Pentagon told Obama no campaign trappings

U.S. military authorities told advisors to Barack Obama this week that he could not bring press or campaign staff on a visit to wounded troops from Iraq and Afghanistan at a hospital in Germany, a Pentagon spokesman said Friday.

After advisors learned of the restriction, the presumptive Democratic presidential nominee canceled his scheduled visit Friday to the military’s Landstuhl Regional Medical Center in southern Germany.

Pentagon Press Secretary Geoff Morrell cited a military directive that activities “reasonably viewed as directly or indirectly associating the [Defense Department] with a partisan political activity” should be avoided.

The military was prepared to accommodate Obama’s traveling press and campaign staff at the passenger terminal at Ramstein Air Base, the U.S. Air Force base where his campaign’s chartered Boeing 757 had been cleared to land, Morrell said.


But, he said, only Obama and his Senate staff could visit the hospital.

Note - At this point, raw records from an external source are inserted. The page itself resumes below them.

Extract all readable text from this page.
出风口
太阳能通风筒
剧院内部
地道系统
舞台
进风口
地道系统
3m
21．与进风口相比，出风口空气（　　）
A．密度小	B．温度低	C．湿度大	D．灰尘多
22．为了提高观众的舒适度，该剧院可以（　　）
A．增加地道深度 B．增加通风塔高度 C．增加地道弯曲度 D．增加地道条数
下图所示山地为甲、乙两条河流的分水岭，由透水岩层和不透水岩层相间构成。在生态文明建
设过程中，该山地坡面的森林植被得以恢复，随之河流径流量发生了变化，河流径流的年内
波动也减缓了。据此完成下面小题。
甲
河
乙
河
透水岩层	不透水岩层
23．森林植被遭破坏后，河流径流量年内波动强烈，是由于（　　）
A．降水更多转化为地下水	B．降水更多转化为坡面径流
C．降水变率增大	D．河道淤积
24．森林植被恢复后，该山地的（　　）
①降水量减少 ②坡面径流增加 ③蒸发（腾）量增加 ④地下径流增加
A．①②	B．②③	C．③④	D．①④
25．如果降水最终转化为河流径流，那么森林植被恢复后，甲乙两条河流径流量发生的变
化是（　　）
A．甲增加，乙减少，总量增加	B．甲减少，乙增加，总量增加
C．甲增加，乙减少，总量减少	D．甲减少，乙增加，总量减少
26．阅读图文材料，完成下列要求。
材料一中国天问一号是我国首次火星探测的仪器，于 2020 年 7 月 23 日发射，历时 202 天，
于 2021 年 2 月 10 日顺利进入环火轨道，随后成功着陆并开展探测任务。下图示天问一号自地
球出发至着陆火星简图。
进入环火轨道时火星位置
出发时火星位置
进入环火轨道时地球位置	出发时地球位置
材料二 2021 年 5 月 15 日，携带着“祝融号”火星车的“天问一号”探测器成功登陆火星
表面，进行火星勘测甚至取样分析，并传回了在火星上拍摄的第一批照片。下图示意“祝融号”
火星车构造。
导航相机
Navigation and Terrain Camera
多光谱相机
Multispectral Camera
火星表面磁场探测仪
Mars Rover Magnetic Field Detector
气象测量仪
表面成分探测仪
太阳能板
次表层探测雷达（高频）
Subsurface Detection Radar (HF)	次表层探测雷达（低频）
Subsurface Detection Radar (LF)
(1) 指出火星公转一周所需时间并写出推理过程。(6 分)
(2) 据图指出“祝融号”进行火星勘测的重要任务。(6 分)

Obama spokesman Robert Gibbs initially released a statement saying the senator had decided to cancel out of respect for the troops, because it would be inappropriate on “a trip funded by the campaign.”

That statement said nothing about the Pentagon restriction. Gibbs later said it became apparent the Pentagon “would have tried to politicize this, and then others would try to politicize this.”

Presumptive GOP nominee John McCain criticized Obama on Thursday for canceling the visit, saying it was never inappropriate to visit U.S. troops.